Postmortem of yesterday's downtime

Yesterday we had a bad outage. From 22:25 to 22:58 most of our servers were down and serving 503 errors. As is common with these scenarios the cause was cascading failures which we go into detail below.

Every day we serve millions of API requests, and thousands of businesses depend on us - we deeply regret downtime of any nature, but it's also an opportunity for us to learn and make sure it doesn't happen in the future.

Below is yesterday's postmortem. We've taken several steps to remove single point of failures and ensure this kind of scenario never repeats again.


Timeline

While investigating high CPU usage on a number of our CoreOS machines we found that systemd-journald was consuming a lot of CPU.

Research led us to https://github.com/coreos/bugs/issues/1162 which included a suggested fix. The fix was tested and we confirmed that systemd-journald CPU usage had dropped significantly. The fix was then tested on two other machines a few minutes apart, also successfully lowering CPU use, with no signs of service interruption.

Satisfied that the fix was safe it was then rolled out to all of our machines sequentially. At this point there was a flood of pages as most of our infrastructure began to fail. Restarting systemd-journald had caused docker to restart on each machine, killing all running containers. As the fix was run on all of our machines in quick succession all of our fleet units went down at roughly the same time, including some that we rely on as part of our service discovery architecture. Several other compounding issues meant that our architecture was unable to heal itself. Once key pieces of our infrastructure were brought back up manually the services were able to recover.

Causes

The start of the cascading failure was restarting systemd-journald on all machines in quick succession. If we had known/noticed that it caused a restart of dockerd we wouldn’t have applied this fix on live machines, we would have adjusted our machine building configuration (we use terraform) to build new machines with the fix in place and slowly replaced our machines.

Mass failure of fleet units makes it very likely units will be relocated to machines they weren’t previously on. For the unit to start on a new machine a docker image must be present on the machine, or docker must be able to pull the required image from our private docker registry. Unfortunately we run our docker registry inside a docker container and it wasn’t able to come up cleanly (for reasons I explain below). This meant that a large number of migrated units weren’t able to pull the images they needed, causing them to fail.

We are trialling consul as a discovery mechanism and key/value store. We run our consul servers and agents inside docker containers. The containers are run using something like: docker run --rm --name consul … which means that docker should create a container named consul and delete the container when the container stops. Unfortunately dockerd doesn’t always clean up the container properly, which meant that when systemd tried to restart our consul servers docker complained that the container consul already existed and refused to run.

To test out consul and get a feel for it we had moved some of our docker registry configuration into it.
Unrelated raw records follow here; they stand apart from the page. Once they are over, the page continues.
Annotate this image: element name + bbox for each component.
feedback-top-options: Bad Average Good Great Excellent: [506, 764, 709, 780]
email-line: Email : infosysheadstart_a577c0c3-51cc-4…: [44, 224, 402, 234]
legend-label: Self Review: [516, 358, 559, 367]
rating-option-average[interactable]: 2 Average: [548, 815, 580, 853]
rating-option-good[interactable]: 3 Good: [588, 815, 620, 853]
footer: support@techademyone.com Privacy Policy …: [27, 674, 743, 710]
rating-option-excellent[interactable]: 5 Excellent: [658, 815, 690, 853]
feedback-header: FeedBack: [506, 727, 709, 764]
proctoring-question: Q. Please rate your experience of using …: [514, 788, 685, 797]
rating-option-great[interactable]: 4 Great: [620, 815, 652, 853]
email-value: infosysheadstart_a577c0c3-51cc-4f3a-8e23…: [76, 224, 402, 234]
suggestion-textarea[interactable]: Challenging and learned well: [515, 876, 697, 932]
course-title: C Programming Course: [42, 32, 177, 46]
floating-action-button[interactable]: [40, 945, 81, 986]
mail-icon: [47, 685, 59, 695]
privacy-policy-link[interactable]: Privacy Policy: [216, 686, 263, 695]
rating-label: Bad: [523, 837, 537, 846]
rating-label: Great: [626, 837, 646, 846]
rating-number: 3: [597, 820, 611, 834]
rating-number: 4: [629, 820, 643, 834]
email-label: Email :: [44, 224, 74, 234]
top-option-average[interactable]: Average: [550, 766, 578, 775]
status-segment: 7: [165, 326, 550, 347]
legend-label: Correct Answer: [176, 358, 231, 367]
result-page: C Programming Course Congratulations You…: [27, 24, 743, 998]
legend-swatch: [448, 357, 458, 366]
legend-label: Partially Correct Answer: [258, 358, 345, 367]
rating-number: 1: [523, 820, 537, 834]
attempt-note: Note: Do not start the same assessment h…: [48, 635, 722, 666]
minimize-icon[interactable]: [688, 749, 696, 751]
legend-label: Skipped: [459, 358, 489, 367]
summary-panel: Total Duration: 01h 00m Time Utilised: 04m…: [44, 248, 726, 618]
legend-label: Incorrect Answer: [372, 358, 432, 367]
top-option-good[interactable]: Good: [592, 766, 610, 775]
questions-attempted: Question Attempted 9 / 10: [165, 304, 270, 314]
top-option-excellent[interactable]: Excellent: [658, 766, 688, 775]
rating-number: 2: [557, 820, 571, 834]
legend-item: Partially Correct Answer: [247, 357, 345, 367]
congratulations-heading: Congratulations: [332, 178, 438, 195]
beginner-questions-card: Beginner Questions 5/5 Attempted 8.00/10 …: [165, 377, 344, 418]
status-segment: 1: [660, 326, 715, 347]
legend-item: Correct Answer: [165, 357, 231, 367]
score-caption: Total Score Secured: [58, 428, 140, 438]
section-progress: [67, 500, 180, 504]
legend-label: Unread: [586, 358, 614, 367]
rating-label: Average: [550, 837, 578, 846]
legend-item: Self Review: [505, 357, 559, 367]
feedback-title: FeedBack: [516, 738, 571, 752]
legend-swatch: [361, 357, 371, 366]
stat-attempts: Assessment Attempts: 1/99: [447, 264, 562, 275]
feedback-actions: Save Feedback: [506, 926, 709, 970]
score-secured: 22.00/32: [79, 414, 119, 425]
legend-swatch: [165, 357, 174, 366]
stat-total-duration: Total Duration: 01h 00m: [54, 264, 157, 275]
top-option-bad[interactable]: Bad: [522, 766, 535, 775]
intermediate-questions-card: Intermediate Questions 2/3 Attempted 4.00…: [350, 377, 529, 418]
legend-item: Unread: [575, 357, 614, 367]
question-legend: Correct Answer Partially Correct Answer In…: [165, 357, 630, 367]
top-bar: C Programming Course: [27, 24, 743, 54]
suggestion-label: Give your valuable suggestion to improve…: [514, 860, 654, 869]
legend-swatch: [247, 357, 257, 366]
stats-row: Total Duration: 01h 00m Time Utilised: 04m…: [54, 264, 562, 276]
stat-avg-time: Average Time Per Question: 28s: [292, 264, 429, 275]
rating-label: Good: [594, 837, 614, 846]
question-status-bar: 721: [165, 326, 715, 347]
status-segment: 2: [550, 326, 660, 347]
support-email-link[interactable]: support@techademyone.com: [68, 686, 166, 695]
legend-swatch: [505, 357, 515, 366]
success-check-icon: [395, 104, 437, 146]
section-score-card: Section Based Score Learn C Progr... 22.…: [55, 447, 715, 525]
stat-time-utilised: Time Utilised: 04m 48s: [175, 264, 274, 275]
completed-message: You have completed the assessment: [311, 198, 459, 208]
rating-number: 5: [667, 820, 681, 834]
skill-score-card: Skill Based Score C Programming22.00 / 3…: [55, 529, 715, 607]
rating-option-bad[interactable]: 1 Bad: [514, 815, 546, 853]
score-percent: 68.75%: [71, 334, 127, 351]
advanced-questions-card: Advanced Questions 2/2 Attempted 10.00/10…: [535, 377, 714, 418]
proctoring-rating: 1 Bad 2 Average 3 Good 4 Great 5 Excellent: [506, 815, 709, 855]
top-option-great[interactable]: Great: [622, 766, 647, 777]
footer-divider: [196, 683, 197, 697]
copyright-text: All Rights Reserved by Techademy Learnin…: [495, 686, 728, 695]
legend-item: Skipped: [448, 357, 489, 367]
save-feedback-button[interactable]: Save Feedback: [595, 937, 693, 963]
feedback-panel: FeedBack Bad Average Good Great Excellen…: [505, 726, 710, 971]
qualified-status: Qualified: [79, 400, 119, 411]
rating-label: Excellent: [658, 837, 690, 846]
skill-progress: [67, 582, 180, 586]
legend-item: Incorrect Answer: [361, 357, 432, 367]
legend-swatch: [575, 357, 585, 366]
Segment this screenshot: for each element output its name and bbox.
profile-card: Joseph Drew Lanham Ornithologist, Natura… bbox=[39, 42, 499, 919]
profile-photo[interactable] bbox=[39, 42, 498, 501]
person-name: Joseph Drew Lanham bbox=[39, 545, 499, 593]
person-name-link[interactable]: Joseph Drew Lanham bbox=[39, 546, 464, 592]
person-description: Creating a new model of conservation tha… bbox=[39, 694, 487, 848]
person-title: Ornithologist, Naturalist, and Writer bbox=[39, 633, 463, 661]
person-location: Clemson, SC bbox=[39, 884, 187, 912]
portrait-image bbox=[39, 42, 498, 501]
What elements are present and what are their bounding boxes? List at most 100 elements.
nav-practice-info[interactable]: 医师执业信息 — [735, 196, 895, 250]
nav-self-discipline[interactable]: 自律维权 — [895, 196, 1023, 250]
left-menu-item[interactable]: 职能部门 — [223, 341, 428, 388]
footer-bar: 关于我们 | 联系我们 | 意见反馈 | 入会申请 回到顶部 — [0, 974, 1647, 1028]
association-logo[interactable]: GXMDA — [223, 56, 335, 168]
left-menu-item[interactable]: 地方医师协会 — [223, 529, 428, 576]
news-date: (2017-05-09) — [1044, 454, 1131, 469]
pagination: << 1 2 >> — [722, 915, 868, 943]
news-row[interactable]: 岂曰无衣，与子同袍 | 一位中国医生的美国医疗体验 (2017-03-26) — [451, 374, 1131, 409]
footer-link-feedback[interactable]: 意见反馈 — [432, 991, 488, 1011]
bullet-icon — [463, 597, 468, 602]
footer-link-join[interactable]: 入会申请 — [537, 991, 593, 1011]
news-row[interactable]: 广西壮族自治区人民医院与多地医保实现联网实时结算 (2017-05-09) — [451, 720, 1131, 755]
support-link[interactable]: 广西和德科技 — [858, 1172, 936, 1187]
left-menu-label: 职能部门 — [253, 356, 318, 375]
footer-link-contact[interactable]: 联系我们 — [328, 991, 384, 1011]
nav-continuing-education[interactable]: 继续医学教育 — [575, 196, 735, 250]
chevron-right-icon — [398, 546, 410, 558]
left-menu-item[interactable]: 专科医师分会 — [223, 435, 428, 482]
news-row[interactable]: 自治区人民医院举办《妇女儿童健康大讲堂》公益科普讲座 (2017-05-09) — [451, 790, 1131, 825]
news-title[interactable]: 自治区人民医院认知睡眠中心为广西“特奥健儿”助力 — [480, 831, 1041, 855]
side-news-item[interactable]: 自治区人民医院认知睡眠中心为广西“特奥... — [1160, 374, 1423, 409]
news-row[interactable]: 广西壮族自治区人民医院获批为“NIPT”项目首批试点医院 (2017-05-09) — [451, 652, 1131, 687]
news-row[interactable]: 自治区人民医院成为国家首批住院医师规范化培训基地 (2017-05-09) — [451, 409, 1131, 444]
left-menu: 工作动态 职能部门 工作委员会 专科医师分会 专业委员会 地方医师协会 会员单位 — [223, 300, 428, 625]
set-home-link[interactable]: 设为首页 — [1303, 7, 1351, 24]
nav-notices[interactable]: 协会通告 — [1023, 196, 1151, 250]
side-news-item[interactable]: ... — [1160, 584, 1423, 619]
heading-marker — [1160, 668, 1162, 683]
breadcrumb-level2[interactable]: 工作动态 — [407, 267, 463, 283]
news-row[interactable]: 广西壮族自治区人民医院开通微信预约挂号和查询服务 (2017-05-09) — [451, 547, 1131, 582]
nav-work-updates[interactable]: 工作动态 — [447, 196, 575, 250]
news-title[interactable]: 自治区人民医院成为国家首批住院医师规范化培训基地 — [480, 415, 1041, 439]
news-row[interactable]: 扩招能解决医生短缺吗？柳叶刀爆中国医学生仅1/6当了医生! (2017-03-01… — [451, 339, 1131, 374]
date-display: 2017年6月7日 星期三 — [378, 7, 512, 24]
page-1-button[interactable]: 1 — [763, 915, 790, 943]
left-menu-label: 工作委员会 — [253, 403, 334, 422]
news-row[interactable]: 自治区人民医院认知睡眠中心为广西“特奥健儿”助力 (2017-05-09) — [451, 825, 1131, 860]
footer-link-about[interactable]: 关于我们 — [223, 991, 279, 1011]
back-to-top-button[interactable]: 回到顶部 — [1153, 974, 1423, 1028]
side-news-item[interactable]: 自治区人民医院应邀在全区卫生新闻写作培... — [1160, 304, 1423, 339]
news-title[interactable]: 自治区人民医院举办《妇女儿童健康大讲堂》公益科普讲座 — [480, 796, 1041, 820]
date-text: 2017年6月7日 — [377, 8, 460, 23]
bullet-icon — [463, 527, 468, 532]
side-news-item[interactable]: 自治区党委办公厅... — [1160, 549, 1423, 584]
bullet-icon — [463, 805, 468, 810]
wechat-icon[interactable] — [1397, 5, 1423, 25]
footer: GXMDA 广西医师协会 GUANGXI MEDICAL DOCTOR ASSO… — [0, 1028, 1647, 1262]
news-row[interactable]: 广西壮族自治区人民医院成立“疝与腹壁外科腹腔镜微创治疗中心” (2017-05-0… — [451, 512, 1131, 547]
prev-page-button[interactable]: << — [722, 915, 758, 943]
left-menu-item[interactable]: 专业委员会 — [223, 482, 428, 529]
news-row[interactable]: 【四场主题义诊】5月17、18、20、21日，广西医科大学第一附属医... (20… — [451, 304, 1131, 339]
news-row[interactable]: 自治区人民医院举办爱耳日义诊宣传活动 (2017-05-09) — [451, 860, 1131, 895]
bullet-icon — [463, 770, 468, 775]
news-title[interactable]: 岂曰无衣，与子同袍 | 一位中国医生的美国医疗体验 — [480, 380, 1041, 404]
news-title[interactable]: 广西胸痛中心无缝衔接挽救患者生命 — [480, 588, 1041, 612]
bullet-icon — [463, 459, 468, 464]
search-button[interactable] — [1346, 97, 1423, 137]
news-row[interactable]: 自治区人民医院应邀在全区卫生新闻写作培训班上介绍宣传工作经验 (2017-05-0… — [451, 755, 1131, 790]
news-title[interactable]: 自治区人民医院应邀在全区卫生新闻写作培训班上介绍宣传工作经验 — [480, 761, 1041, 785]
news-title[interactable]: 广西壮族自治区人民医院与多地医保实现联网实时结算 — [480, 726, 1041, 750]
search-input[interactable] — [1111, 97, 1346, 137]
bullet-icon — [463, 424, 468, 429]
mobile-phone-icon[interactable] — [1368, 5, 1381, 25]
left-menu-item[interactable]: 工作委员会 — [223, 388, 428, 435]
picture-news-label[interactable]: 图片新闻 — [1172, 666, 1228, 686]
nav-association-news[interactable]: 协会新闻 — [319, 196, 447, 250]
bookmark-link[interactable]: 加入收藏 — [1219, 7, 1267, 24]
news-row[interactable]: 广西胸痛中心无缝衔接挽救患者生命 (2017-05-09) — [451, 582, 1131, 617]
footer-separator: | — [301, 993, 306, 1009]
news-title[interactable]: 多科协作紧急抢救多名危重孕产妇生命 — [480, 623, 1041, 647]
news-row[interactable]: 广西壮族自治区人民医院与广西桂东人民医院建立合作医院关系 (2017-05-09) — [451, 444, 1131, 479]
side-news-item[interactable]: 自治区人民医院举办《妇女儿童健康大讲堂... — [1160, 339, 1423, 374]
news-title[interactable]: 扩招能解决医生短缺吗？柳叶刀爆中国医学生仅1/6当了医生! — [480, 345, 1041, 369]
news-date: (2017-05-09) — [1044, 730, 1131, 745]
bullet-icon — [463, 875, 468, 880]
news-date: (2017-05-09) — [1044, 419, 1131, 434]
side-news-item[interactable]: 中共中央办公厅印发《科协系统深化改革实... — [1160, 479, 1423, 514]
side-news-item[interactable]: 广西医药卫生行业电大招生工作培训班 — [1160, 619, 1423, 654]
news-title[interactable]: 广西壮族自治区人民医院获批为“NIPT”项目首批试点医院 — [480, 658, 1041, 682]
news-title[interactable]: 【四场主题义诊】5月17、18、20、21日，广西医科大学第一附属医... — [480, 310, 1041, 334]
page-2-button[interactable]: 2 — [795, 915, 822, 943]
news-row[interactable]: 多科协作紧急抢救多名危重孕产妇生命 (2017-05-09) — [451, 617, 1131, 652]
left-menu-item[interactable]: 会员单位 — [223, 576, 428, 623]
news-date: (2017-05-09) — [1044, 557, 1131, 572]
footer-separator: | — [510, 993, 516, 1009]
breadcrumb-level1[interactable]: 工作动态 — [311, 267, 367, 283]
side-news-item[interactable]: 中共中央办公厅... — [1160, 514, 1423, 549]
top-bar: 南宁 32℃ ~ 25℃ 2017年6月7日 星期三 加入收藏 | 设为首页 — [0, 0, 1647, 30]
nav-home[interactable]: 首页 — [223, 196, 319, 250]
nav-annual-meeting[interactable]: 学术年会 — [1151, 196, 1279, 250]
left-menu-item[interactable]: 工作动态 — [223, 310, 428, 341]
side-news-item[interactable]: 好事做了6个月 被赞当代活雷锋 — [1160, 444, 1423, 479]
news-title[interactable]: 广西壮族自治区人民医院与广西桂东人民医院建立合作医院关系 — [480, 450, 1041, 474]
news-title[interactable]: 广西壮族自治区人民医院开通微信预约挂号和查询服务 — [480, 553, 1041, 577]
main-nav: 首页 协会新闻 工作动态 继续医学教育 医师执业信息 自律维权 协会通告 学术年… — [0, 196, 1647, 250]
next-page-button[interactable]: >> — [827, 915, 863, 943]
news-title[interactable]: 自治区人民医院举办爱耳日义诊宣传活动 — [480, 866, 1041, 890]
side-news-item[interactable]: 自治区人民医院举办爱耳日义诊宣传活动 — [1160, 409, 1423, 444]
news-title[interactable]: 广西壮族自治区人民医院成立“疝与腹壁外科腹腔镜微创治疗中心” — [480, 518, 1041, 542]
As consul was down, the docker registry was unable to fetch some of its configuration and so was unable to start.

We were using docker containers to run our consul servers and hadn’t added a volume for the data consul saves to disk. This meant that when all of our consul servers were down at the same time, we lost the data stored in the key/value store (thankfully nothing we didn’t have other copies of).

Improvements

1) Try to avoid running any fix on live machines unless it’s an emergency, prefer adjusting build configuration and letting the improved machines slowly replace the old.

2) Don’t run our own private docker registry, use a third party. We’ve had a few issues with the docker registry being unavailable and it cripples our ability to deploy or recover easily from failures. We’re looking into third party docker registries, although none are standing out as clear winners there.

3) Ensure that we forcibly remove old containers before trying to start new ones.

4) Run consul servers with a persistent data store, and don’t run them via fleet or docker. We have now changed our architecture so that consul no longer relies on fleet or docker, improving our stability and ability react when issues arise. The fact that consul is written in golang is a big plus here as it means we can easily install the binary onto the CoreOS machine without needing to use docker or install a large number of dependencies. With this change we have moved towards an architecture where infrastructure related services are all run directly by systemd without using docker and our application tier is run via fleet using docker containers.